しかも、電子レンジで解凍してはいけないらしい。確かに袋詰めだから、穴を開けずにレンジにかければ爆発する。爆発たまごと同じ原理だ。余談だが、某コンビニで働いていた頃、アルミパック入りの冷凍食品を暖めろとぬかす客が居て、しかも当時の同僚A氏はそれにすんなり応じてしまったため、えらいことになっていた。これは、爆発たまごとは原理が異なる。

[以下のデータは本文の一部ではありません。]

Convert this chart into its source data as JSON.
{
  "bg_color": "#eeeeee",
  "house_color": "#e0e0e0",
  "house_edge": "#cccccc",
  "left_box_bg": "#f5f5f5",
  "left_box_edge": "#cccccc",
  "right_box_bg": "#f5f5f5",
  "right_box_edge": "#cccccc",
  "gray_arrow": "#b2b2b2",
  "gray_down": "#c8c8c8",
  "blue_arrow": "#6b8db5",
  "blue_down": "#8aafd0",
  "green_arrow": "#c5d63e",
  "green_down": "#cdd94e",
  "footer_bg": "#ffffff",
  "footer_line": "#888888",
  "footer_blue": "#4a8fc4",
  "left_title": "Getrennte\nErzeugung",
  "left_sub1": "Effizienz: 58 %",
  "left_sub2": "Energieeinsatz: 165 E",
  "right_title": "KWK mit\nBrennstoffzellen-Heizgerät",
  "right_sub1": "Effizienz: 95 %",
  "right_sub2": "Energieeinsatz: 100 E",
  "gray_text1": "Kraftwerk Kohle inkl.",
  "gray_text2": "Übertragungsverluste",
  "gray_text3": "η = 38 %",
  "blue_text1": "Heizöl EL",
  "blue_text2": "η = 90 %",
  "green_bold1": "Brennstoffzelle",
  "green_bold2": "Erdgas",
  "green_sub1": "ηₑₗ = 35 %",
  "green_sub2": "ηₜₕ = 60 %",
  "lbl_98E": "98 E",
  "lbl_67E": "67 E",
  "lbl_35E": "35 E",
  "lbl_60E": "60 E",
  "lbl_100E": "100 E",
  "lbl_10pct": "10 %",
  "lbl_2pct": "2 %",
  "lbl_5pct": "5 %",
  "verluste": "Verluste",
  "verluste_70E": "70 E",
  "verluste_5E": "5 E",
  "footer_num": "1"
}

 そういうわけで、室温で解凍。水に浸ければもっと早いのだろうが、別に急いでいないからいい。
 その間に、袋に書いてある注意書きを読んでみる。こういうものは、よく読まないといけない。思わぬ不利益を被る可能性だってある。以前雑誌で読んだことだが、かつて某表計算ソフトの使用許諾契約書には、「供給メディアの前で自慰行為をしてはいけない」ということが書いてあったそうだ。
 特に問題となることは書かれていなかった。強いて言えば、「味が気になるときは、牛乳・ハチミツ・リンゴジュース・酢・レモン等を混ぜておためしください」という下りか。青汁に牛乳・・・

 そして時は経つ。解凍完了。飲む。
 否、正確には完了していなかった。飲んだときに、氷のようなものが喉を通ったからだ。
それはいいとして。美味かった。

教訓:八名信夫は嘘つきだ。

って、最近のCMは、「マズイ〜」って言ってないらしいな。JAROに訴えられたらかなわんもんな・・・。